Sessions resigns as attorney general

Leroy Wright
November 7, 2018

It was delivered to White House Chief of Staff John Kelly on Wednesday, and came just a day after the midterm elections, which saw the House flip to Democratic control, while the GOP expanded its Senate majority.

U.S. Attorney General has submitted his resignation to Donald Trump, at the president's request.

With ex-Attorney General Jeff Sessions getting the "you're fired" talk today, eyes in D.C. are now on Acting AG Matthew Whitaker, who is expected to be overseeing Special Counsel Robert Mueller's Russian Federation investigation.

Senate Minority Leader Chuck Schumer was in the middle of giving his post-election spiel to reporters when the news broke of Attorney General Jeff Sessions' firing. "A permanent replacement will be nominated at a later date", the president wrote after sidestepping a question about Sessions' future during a wild press conference.

Trump calls reporter 'rude, terrible person' at press conference following midterm elections
Acosta then stood up again to try and ask another question, prompting Trump to order him to "just sit down, please". He repeatedly shut down CNN's April Ryan when she tried to ask a question, refusing to cede the microphone to her.

Mr Sessions, 71, had recused himself from the Russian Federation probe, because of his role in the Trump election campaign and the investigation has caused considerable tension between Mr Trump and Mr Sessions, which the president dubbed a "witch hunt". Earlier this year, Mr.
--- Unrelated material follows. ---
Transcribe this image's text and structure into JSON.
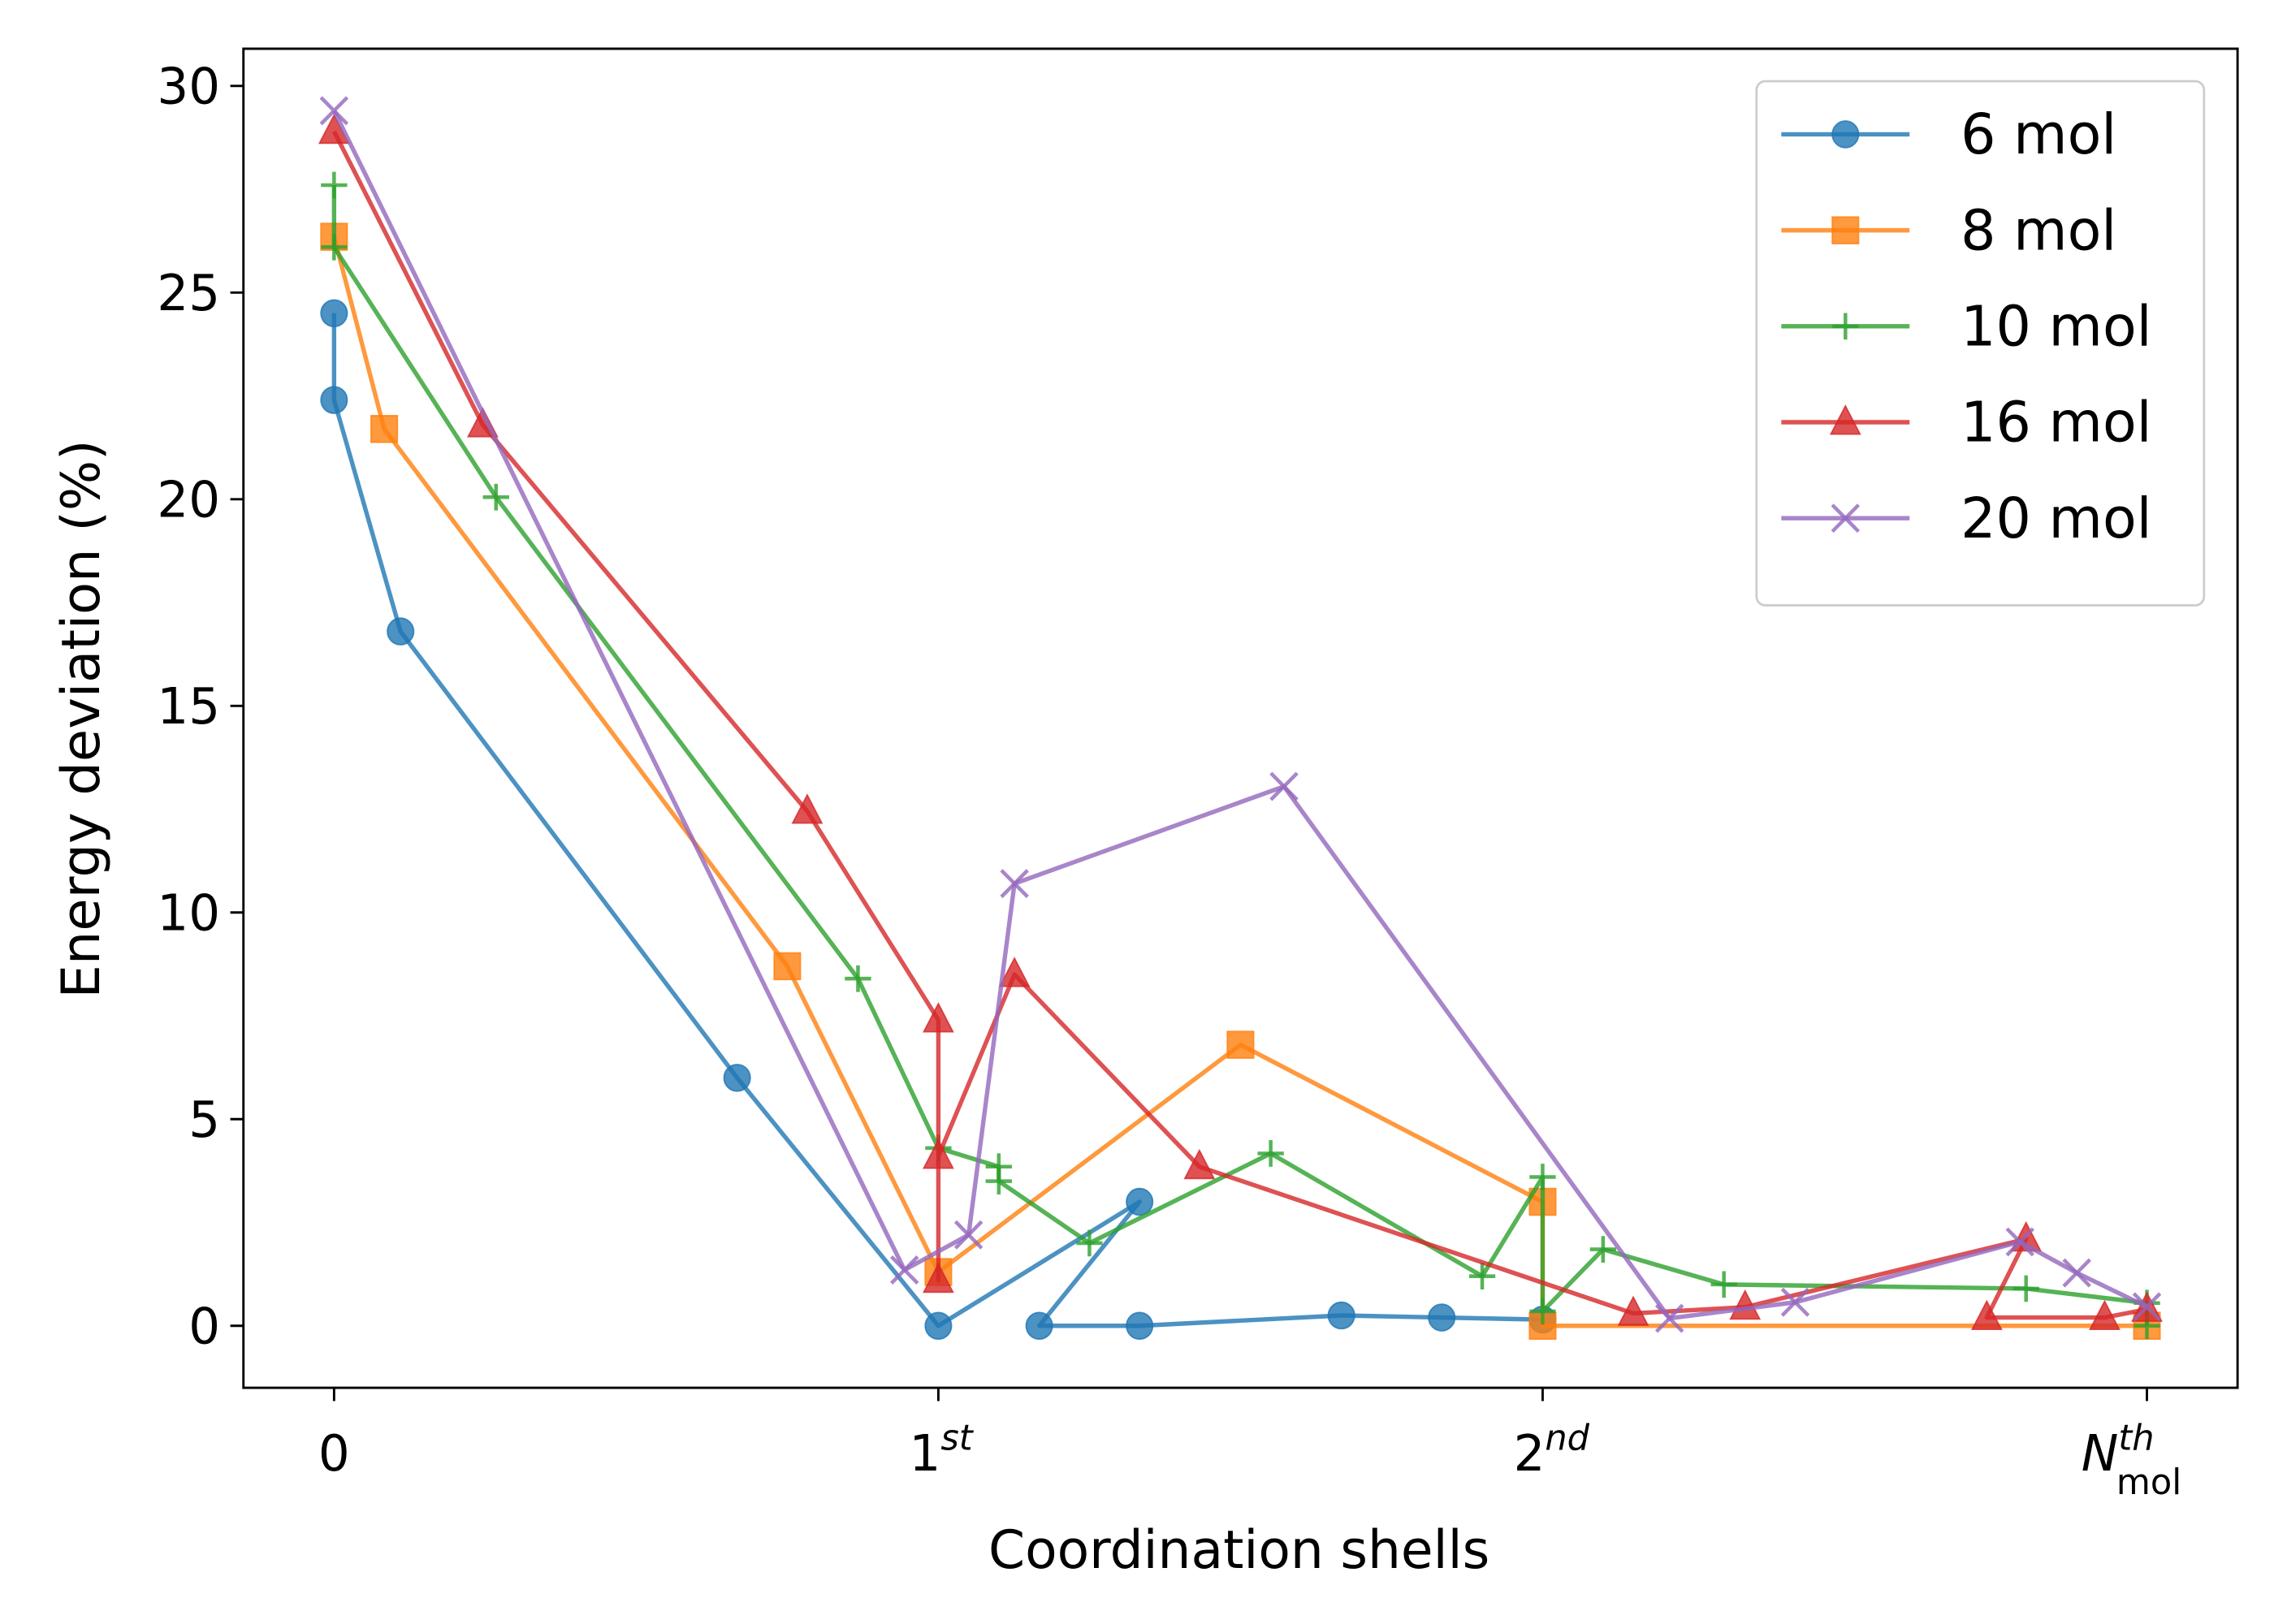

Trump said had had "no attorney general".

Whitaker, a former U.S. attorney for the Southern District of Iowa, had served as Sessions's chief-of-staff since September 2017. Whitaker noted that federal regulations still gave the attorney general power over the budget for a special counsel. "I don't have an attorney-general", he said in September. Sessions' recusal prevented him from stopping the probe, which Trump has attacked as an unfair "witch hunt".
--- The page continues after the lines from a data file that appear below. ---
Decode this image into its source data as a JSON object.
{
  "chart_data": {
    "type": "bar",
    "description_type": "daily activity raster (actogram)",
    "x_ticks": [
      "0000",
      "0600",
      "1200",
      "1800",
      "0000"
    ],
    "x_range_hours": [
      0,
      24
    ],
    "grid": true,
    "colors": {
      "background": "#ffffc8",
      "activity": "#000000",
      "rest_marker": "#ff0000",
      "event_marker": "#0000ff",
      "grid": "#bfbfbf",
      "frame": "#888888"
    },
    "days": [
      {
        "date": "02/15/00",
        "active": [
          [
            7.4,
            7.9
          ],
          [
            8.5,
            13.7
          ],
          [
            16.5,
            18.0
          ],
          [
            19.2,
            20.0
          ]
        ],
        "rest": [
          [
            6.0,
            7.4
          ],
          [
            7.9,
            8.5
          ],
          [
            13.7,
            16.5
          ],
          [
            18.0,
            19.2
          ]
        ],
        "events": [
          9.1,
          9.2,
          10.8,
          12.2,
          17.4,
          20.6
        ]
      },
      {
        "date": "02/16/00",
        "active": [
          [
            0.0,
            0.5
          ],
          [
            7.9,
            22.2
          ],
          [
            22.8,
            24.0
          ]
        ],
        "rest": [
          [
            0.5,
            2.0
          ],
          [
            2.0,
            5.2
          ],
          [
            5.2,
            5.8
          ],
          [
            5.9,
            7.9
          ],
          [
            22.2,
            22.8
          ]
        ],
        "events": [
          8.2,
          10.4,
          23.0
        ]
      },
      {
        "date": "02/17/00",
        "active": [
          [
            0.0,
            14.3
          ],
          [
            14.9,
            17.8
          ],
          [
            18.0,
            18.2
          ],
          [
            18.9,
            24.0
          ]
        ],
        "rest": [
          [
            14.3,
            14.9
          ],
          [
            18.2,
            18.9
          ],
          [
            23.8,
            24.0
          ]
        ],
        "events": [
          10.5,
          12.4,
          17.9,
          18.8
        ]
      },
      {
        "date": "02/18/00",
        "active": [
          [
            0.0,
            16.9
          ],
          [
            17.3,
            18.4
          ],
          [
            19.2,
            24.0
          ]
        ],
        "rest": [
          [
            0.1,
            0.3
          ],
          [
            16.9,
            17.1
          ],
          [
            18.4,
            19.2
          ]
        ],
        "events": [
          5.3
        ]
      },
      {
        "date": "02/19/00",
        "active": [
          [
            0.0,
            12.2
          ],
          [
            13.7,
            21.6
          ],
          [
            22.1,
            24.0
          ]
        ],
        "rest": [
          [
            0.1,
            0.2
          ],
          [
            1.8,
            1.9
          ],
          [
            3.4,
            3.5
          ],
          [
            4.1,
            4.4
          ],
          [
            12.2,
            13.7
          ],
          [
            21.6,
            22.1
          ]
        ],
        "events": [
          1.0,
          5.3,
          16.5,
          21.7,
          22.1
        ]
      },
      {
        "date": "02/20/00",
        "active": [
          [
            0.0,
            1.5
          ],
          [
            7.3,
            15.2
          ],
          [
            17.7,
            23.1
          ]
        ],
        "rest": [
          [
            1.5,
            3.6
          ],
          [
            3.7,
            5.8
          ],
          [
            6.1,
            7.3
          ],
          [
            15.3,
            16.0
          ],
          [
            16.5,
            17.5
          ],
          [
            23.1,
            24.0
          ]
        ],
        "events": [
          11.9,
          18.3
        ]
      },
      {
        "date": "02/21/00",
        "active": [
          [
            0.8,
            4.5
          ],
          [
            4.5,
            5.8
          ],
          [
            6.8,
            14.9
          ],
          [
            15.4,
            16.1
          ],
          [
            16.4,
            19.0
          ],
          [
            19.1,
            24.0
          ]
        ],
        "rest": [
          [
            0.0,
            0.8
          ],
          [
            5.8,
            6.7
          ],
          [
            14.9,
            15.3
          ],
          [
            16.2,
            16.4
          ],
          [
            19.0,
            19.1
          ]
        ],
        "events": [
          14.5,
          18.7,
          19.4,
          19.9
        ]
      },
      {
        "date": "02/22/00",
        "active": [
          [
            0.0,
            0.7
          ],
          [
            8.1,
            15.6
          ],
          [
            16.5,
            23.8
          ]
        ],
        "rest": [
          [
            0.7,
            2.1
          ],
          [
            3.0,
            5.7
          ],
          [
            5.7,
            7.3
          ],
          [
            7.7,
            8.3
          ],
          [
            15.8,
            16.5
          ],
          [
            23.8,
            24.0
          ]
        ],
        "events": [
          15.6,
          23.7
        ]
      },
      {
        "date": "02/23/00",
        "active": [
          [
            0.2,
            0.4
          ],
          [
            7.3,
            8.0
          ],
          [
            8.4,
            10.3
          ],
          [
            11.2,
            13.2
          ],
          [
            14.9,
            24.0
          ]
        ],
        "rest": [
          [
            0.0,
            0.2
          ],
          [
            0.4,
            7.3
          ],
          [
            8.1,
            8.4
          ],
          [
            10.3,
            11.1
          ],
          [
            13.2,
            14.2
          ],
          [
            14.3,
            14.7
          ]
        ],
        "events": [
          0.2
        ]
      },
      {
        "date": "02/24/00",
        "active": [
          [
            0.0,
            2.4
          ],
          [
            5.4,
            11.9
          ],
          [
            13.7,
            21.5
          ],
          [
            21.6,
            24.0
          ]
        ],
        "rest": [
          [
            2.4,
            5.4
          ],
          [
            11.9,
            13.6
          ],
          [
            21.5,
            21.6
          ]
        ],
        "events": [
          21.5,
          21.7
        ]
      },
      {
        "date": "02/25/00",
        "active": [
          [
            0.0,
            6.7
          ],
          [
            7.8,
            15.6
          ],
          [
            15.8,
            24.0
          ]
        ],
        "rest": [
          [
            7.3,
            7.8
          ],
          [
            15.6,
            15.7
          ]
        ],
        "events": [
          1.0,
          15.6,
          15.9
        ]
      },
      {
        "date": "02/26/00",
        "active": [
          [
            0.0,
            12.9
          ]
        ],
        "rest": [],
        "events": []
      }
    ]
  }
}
And as you might imagine, the guy who wrote editorials about the Mueller investigation being improper is the guy the White House is tapping. But the president called him "very good person and a talented person". In that letter, Sessions explained, "we have restored and upheld the rule of law - a glorious tradition that each of us has a responsibility to safeguard".

Sessions usually does not respond to the President's criticism, but he has at times pushed back.